A Yonkers Roman Catholic church shuttered last year in a parish consolidation will celebrate its rebirth Saturday as an Eastern Rite congregation.
Father Sunny Mathew, 43, the new congregation’s pastor, said the move to Yonkers realizes a long time dream for his parishioners, who began their congregation in 1984 in New York City. Most Holy Trinity Church at 18 Trinity Plaza will be occupied by St. Mary’s Malankara Catholic Church, an Indian congregation that for 17 years worshipped in the chapel at Salesian High School in New Rochelle.
“It is a realization of our almost 32-year dream. At the same time, we hope it will increase the self-esteem of our people and it will help them to establish their own identity here,” Mathew said. “This will help them to witness more to the rich Eastern tradition.”
St. Mary’s Malankara Catholic Church will hold its inaugural celebration at 4 p.m. Saturday in English. It will be the first Malankara Catholic church in Westchester County.
Father Mathew said he invited the church’s former parishioners as well as representatives from Yonkers’ many Indian Christian denominations and the bishop of the Malankara Catholic Church in the United States.
“It will be their house too,” Mathew said of Most Holy Trinity’s former parishioners. “Just as our people go to the Latin holy Mass, they can come to this Mass.”
Mathew said it’s uncertain what name the congregation will use in the future. He said the new name could be a combination of Most Holy Trinity and St. Mary’s.
The Syro-Malankara Catholic Church, also known as the Malankara Syrian Catholic Church, is a Kerala, India-based eastern-Catholic denomination in full communion with Rome but with many traditions that resemble Orthodox Christian denominations. The Malankara church is one of several Indian Christian denominations that trace their origin to the Apostle St.

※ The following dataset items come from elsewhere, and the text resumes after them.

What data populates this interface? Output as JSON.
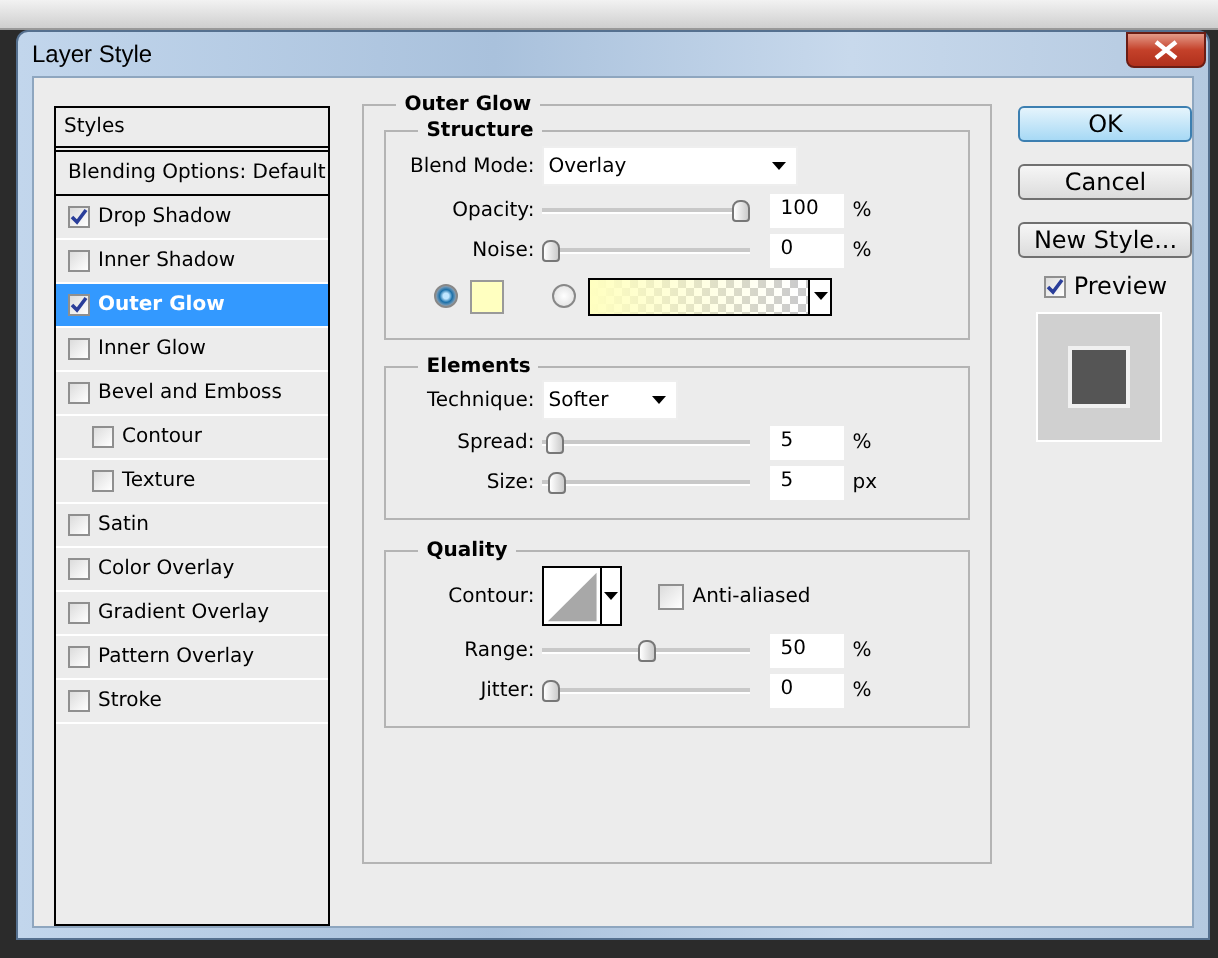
{
  "window": {
    "title": "Layer Style"
  },
  "sidebar": {
    "header": "Styles",
    "items": [
      {
        "label": "Blending Options: Default",
        "kind": "header",
        "selected": false
      },
      {
        "label": "Drop Shadow",
        "kind": "check",
        "checked": true,
        "selected": false
      },
      {
        "label": "Inner Shadow",
        "kind": "check",
        "checked": false,
        "selected": false
      },
      {
        "label": "Outer Glow",
        "kind": "check",
        "checked": true,
        "selected": true
      },
      {
        "label": "Inner Glow",
        "kind": "check",
        "checked": false,
        "selected": false
      },
      {
        "label": "Bevel and Emboss",
        "kind": "check",
        "checked": false,
        "selected": false,
        "children": [
          {
            "label": "Contour",
            "kind": "check",
            "checked": false,
            "selected": false
          },
          {
            "label": "Texture",
            "kind": "check",
            "checked": false,
            "selected": false
          }
        ]
      },
      {
        "label": "Satin",
        "kind": "check",
        "checked": false,
        "selected": false
      },
      {
        "label": "Color Overlay",
        "kind": "check",
        "checked": false,
        "selected": false
      },
      {
        "label": "Gradient Overlay",
        "kind": "check",
        "checked": false,
        "selected": false
      },
      {
        "label": "Pattern Overlay",
        "kind": "check",
        "checked": false,
        "selected": false
      },
      {
        "label": "Stroke",
        "kind": "check",
        "checked": false,
        "selected": false
      }
    ]
  },
  "panel": {
    "title": "Outer Glow",
    "structure": {
      "title": "Structure",
      "blend_mode": {
        "label": "Blend Mode:",
        "value": "Overlay"
      },
      "sliders": [
        {
          "label": "Opacity:",
          "level": 1,
          "value": "100",
          "unit": "%"
        },
        {
          "label": "Noise:",
          "level": 0,
          "value": "0",
          "unit": "%"
        }
      ],
      "fill_options": [
        {
          "kind": "color",
          "selected": true,
          "color": "#ffffc0"
        },
        {
          "kind": "gradient",
          "selected": false,
          "color": "#ffffc0"
        }
      ]
    },
    "elements": {
      "title": "Elements",
      "technique": {
        "label": "Technique:",
        "value": "Softer"
      },
      "sliders": [
        {
          "label": "Spread:",
          "level": 0.02,
          "value": "5",
          "unit": "%"
        },
        {
          "label": "Size:",
          "level": 0.03,
          "value": "5",
          "unit": "px"
        }
      ]
    },
    "quality": {
      "title": "Quality",
      "contour_label": "Contour:",
      "anti_aliased": {
        "label": "Anti-aliased",
        "checked": false
      },
      "sliders": [
        {
          "label": "Range:",
          "level": 0.5,
          "value": "50",
          "unit": "%"
        },
        {
          "label": "Jitter:",
          "level": 0,
          "value": "0",
          "unit": "%"
        }
      ]
    }
  },
  "buttons": [
    {
      "label": "OK",
      "default": true
    },
    {
      "label": "Cancel",
      "default": false
    },
    {
      "label": "New Style...",
      "default": false
    }
  ],
  "preview": {
    "label": "Preview",
    "checked": true
  }
}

Thomas, who is believed to have evangelized in India.
Most Holy Trinity dates to 1909, according the cornerstone at the church, but the Slovak-immigrant congregation that built it formerly had a church in the late 19th century where Most Holy Trinity’s former parochial school now stands. Most Holy Trinity closed July 31 after a merger with St. John the Baptist on Yonkers Avenue under the New York Archdiocese’s Making All Things New consolidation program.
Most Holy Trinity was one of eight Catholic churches in Westchester and Rockland counties closed last summer by the archdiocese. The church’s adoption by an Indian Christian congregation is the latest example of a population shift occurring in Yonkers.
Nearby Indian Orthodox congregations occupy the former St. Michael’s Ukrainian Catholic Church on Chestnut Street and a former Methodist church on Park Hill Avenue. Mathew, a Bronx resident who came to the United States in 2011, said that most of his almost 300 parishioners live in central and southern Westchester County, as well as the Bronx.
The new congregation will hold one Sunday service that starts at 10 a.m. and typically lasts until 11:30. The church will alternate its services every week between English and Malayalam, the predominant language spoken in Kerala.
Raymond Barone, a former parishioner at Most Holy Trinity, said many former Most Holy Trinity parishioners “are thrilled” about the church’s new life.
“It is a beautiful church built by their ancestors, and they were heartbroken when it was closed by the archdiocese,” Barone said. “This new beginning helps accept the loss of the parish, knowing that the church itself will live on, and be available to all.”
Steve Kubasek, whose uncle the Rev. John Kubasek ministered at Most Holy Trinity from 1913 until 1950, is also happy about the rebirth, and he’s been helping the new congregation.
“I think it’s going to be great,” Kubasek said.
If regular Roman-rite Masses begin at Most Holy Trinity, Kubasek said he will attend. He also expressed admiration for the Indian congregation.
“They’re pioneers like the Slovak people. The congregation from what I understand is small, but they took on this project, they bought the church,” Kubasek said. “They have a lot of ambition. It takes a lot to do that these days.